Solve $$\cos x \sin x + |\cos x + \sin x| = 1.$$
My sister sent me this problem. I am helping her for it, but since I'm not exactly at my best mental state, I want someone to see if I get the result right.

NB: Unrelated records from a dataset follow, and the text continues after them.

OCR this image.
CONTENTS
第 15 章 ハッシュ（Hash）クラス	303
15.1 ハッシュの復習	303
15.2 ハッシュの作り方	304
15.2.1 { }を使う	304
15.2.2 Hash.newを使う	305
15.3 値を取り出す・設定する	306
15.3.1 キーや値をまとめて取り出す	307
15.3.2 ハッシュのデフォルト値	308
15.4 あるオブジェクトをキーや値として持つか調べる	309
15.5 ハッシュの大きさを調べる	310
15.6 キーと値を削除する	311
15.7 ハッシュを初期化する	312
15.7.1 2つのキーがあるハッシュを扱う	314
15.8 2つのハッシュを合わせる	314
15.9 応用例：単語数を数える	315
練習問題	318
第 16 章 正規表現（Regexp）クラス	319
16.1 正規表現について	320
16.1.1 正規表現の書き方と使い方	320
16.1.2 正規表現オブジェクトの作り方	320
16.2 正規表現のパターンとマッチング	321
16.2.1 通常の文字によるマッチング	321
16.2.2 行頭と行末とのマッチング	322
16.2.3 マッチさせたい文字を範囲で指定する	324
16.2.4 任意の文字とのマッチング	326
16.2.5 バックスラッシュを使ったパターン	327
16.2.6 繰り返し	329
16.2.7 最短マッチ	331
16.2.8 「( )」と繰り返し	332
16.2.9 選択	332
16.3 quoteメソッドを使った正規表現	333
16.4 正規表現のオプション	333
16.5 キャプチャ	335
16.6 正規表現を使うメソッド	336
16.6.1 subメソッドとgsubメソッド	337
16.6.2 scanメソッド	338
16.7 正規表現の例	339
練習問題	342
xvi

Thanks!
I start by defining
$$ y = |\cos x + \sin x| \Rightarrow y \geq 0 $$
and note that
$$ y^2 = \cos^2x + \sin^2x + 2\sin x \cos x \\ \Rightarrow y^2 = 1 + 2\sin x \cos x \\ \Rightarrow \cos x \sin x = \frac{y^2 - 1}{2} $$
Now I can rewrite the initial equation
$$ \cos x \sin x + |\cos x + \sin x| = 1 \\ \Rightarrow \frac{y^2 - 1}{2} + y = 1 \Rightarrow y^2 - 1 + 2y = 2 \Rightarrow y^2 + 2y - 3 = 0 $$
The last equation has two solutions: $y = 1$ or $y = -3$. Since $y \geq 0$, we take $y = 1$.
With $y = 1$, we have:
$$ |\cos x + \sin x | = 1 \\ \Rightarrow \left| \sqrt{2} \cos\left(x - \frac{\pi}{4}\right) \right| = 1 \\ \Rightarrow \left| \cos\left(x - \frac{\pi}{4}\right) \right| = \frac{1}{\sqrt{2}} \\ \Rightarrow \begin{cases} \cos\left(x - \frac{\pi}{4}\right) = \frac{1}{\sqrt{2}} \Rightarrow x - \frac{\pi}{4} = \pm \frac{\pi}{4} + 2\pi k \Rightarrow \begin{cases} x = \frac{\pi}{2} + 2\pi k \\ x = 2\pi k\end{cases} \\ \cos\left(x - \frac{\pi}{4}\right) = -\frac{1}{\sqrt{2}} \Rightarrow x - \frac{\pi}{4} = \pm \frac{3\pi}{4} + 2\pi k \Rightarrow \begin{cases}x = \pi + 2\pi k \\ x = -\frac{\pi}{2} + 2\pi k\end{cases} \end{cases} \forall k \in \mathbb{Z} \\\\ \Rightarrow \boxed{ \begin{cases} x = \pm \frac{\pi}{2} + 2\pi k \\ x = k\pi \end{cases} \forall k \in \mathbb{Z} } $$
I want to know if my solution is right. What do you think?